In college, we had come across several plays of literary value written in Hindi. However, we need to have a new crop of good Hindi playwrights, who are fewer in number compared to their English counterparts. We offer this one-of-its kind platform, in collaboration with The Royal Court Theatre, London. Once the plays are ready, we organise a festival to reach out to a larger audience. The idea has also been to encourage writing of plays in different Indian languages. This time, we are staging two plays each in Hindi, Marathi and English apart from a Tamil one for the first time. We will also have the reading of Nandita DaCunha’s play Side Effects at Prithvi House.

How did you select plays for the upcoming festival?
We decided that in consultation with The Royal Court. Last time, Rage produced three plays out of 12 that were staged for the festival.

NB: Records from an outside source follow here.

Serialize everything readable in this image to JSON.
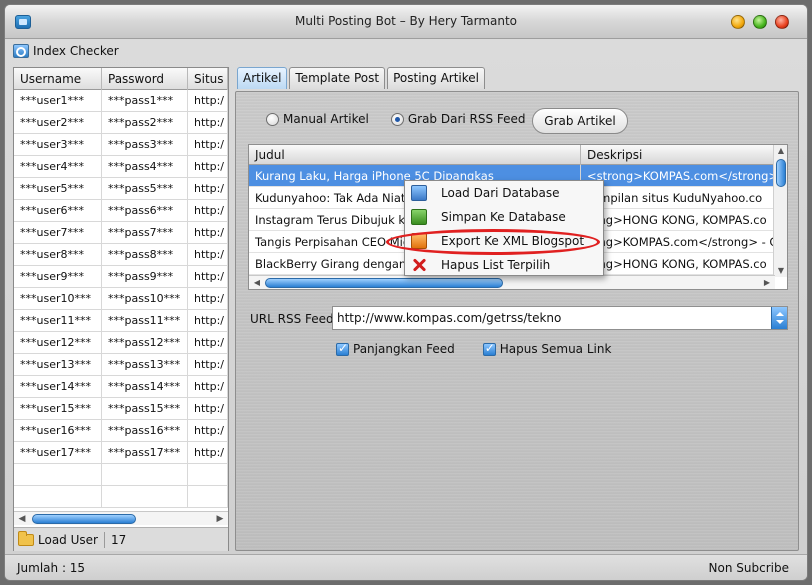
{
  "window": {
    "title": "Multi Posting Bot – By Hery Tarmanto"
  },
  "menu": {
    "index_checker": "Index Checker"
  },
  "left_table": {
    "headers": [
      "Username",
      "Password",
      "Situs"
    ],
    "rows": [
      [
        "***user1***",
        "***pass1***",
        "http:/"
      ],
      [
        "***user2***",
        "***pass2***",
        "http:/"
      ],
      [
        "***user3***",
        "***pass3***",
        "http:/"
      ],
      [
        "***user4***",
        "***pass4***",
        "http:/"
      ],
      [
        "***user5***",
        "***pass5***",
        "http:/"
      ],
      [
        "***user6***",
        "***pass6***",
        "http:/"
      ],
      [
        "***user7***",
        "***pass7***",
        "http:/"
      ],
      [
        "***user8***",
        "***pass8***",
        "http:/"
      ],
      [
        "***user9***",
        "***pass9***",
        "http:/"
      ],
      [
        "***user10***",
        "***pass10***",
        "http:/"
      ],
      [
        "***user11***",
        "***pass11***",
        "http:/"
      ],
      [
        "***user12***",
        "***pass12***",
        "http:/"
      ],
      [
        "***user13***",
        "***pass13***",
        "http:/"
      ],
      [
        "***user14***",
        "***pass14***",
        "http:/"
      ],
      [
        "***user15***",
        "***pass15***",
        "http:/"
      ],
      [
        "***user16***",
        "***pass16***",
        "http:/"
      ],
      [
        "***user17***",
        "***pass17***",
        "http:/"
      ],
      [
        "",
        "",
        ""
      ],
      [
        "",
        "",
        ""
      ]
    ],
    "footer": {
      "load_label": "Load User",
      "count": "17"
    }
  },
  "tabs": [
    {
      "label": "Artikel",
      "active": true
    },
    {
      "label": "Template Post",
      "active": false
    },
    {
      "label": "Posting Artikel",
      "active": false
    }
  ],
  "source": {
    "manual_label": "Manual Artikel",
    "rss_label": "Grab Dari RSS Feed",
    "selected": "rss",
    "grab_button": "Grab Artikel"
  },
  "articles": {
    "headers": [
      "Judul",
      "Deskripsi"
    ],
    "rows": [
      [
        "Kurang Laku, Harga iPhone 5C Dipangkas",
        "<strong>KOMPAS.com</strong>  D"
      ],
      [
        "Kudunyahoo: Tak Ada Niat",
        "Tampilan situs KuduNyahoo.co"
      ],
      [
        "Instagram Terus Dibujuk ke",
        "rong>HONG KONG, KOMPAS.co"
      ],
      [
        "Tangis Perpisahan CEO Mic",
        "rong>KOMPAS.com</strong> - C"
      ],
      [
        "BlackBerry Girang dengan A",
        "rong>HONG KONG, KOMPAS.co"
      ]
    ],
    "selected_index": 0
  },
  "context_menu": {
    "items": [
      {
        "label": "Load Dari Database",
        "icon": "database-icon"
      },
      {
        "label": "Simpan Ke Database",
        "icon": "save-icon"
      },
      {
        "label": "Export Ke XML Blogspot",
        "icon": "xml-export-icon"
      },
      {
        "label": "Hapus List Terpilih",
        "icon": "delete-icon"
      }
    ],
    "highlighted_index": 2
  },
  "rss": {
    "label": "URL RSS Feed",
    "url": "http://www.kompas.com/getrss/tekno"
  },
  "options": {
    "panjangkan_feed": "Panjangkan Feed",
    "hapus_semua_link": "Hapus Semua Link"
  },
  "status": {
    "left": "Jumlah : 15",
    "right": "Non Subcribe"
  }
}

This year, we have invited other groups to direct and produce the plays. The idea is to involve the theatre community.

A couple of years ago, you directed The Glass Menagerie. What excites you more — classics or new writings?
It is always fascinating to balance the two. Whether it is new writing or a classic, I look at what I can offer as a director. If I feel I can’t do justice to a certain play, then I don’t touch it. In case of Mohua, I decided to direct it when I read its first draft.

A number of plays in Writers’ Bloc seem dark and talk about social issues.
If something bothers writers, it reflects in their work.

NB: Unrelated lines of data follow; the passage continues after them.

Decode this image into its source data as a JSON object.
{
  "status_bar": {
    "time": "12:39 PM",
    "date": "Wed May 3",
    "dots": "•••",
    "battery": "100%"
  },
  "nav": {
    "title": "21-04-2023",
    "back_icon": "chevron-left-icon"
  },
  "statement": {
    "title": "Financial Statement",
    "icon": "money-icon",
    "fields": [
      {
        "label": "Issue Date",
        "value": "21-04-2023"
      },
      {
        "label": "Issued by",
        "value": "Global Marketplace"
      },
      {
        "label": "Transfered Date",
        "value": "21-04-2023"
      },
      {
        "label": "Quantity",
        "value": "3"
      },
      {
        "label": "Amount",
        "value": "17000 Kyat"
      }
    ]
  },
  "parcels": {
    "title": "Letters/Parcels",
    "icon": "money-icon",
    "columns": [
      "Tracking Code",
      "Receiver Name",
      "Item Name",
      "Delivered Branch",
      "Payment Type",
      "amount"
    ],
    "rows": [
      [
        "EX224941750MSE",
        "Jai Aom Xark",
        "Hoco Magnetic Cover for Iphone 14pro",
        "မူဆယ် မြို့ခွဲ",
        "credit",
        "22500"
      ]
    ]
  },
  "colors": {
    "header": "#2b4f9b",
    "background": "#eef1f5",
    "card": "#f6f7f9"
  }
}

Will you be taking the Writers’ Bloc festival to other cities of India?
After its run at Prithvi Theatre, April 1-10, five of the plays will be staged at Mumbai’s National Centre Performing Arts (NCPA). The shows of the remaining two are scheduled in Bangalore’s Ranga Shankara. We are also planning to hold an off-shoot of the festival, with three plays, in Delhi.

Shows and Tale
Writers’ Bloc has lined up a series of events related to writing during its upcoming festival at Prithvi Theatre.
Plays: The festival opens with Asad Hussain’s Naqqaash on April 1. It will be followed by Shardul Saraf’s Janak on April 2, Rahul Rai’s Outer Delhi on April 3, Saggherr Laodhii’s Tutak on April 6, Swati Simha’s Flypaper Trap on April 8, Shivam Sharma’s Given on April 9 and Sunandha Ragunathan’s Mundhirikkotte on April 10.

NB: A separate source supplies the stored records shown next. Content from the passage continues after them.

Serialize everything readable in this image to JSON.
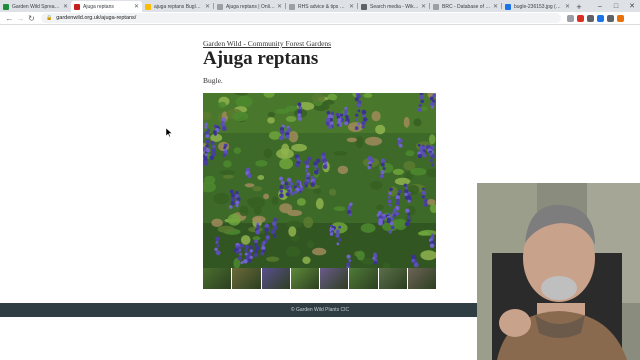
{
  "browser": {
    "tabs": [
      {
        "title": "Garden Wild Spreadsheet",
        "favicon_color": "#1e8e3e",
        "active": false
      },
      {
        "title": "Ajuga reptans",
        "favicon_color": "#c5221f",
        "active": true
      },
      {
        "title": "ajuga reptans Bugle, Dom...",
        "favicon_color": "#fbbc04",
        "active": false
      },
      {
        "title": "Ajuga reptans | Online Atl...",
        "favicon_color": "#9aa0a6",
        "active": false
      },
      {
        "title": "RHS advice & tips on gar...",
        "favicon_color": "#9aa0a6",
        "active": false
      },
      {
        "title": "Search media - Wikimedi...",
        "favicon_color": "#5f6368",
        "active": false
      },
      {
        "title": "BRC - Database of insect...",
        "favicon_color": "#9aa0a6",
        "active": false
      },
      {
        "title": "bugle-236153.jpg (7200×...",
        "favicon_color": "#1a73e8",
        "active": false
      }
    ],
    "new_tab_label": "+",
    "window_controls": {
      "minimize": "–",
      "maximize": "□",
      "close": "✕"
    },
    "nav": {
      "back": "←",
      "forward": "→",
      "reload": "↻",
      "home": "⌂"
    },
    "url": "gardenwild.org.uk/ajuga-reptans/",
    "extension_colors": [
      "#9aa0a6",
      "#d93025",
      "#5f6368",
      "#1a73e8",
      "#5f6368",
      "#e8710a"
    ]
  },
  "page": {
    "breadcrumb": "Garden Wild - Community Forest Gardens",
    "title": "Ajuga reptans",
    "common_name": "Bugle.",
    "thumbnail_count": 8,
    "footer": "© Garden Wild Plants CIC"
  },
  "icons": {
    "lock": "lock-icon",
    "cursor": "mouse-cursor-icon"
  }
}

Play readings: On April 6 evening, two staged readings produced by Rage — Rona Munro’s Iron and Anupama Chandrasekhar’s Disconnect — will be held at Prithvi Theatre. The reading of Nandita DaCunha’s Side Effect will take place on April 2 at 7.30 pm at Prithvi House.
Workshops: In ‘See for Critic’, Arshia Sattar talks about critical analysis of plays. Anmol Vellani’s workshop, ‘How to Seek Support in the Arts’, is for those who want to apply for a grant, scholarship or residency for an arts project. In ‘Words in Music’, Namit Das and Anurag Shanker teach how songs tell a story. Anand Tiwari’s (pictured) ‘In the Web of Fiction’ is for those interested in writing fiction for web. Anuvab Pal will conduct a workshop on ‘Writing Satire’.

Special act: On April 5, Ali Fazal and Atul Kumar will enact the play White Rabbit Red Rabbit, written by Iranian playwright Nassim Soleimanpour, at Prithvi Theatre. The play does not involve any director, set, or rehearsals. The actors will get the script for the first time after the third bell has been rung. Soleimanpour, who can’t leave his country, requests the audiences to mail him photos and their thoughts, after the show.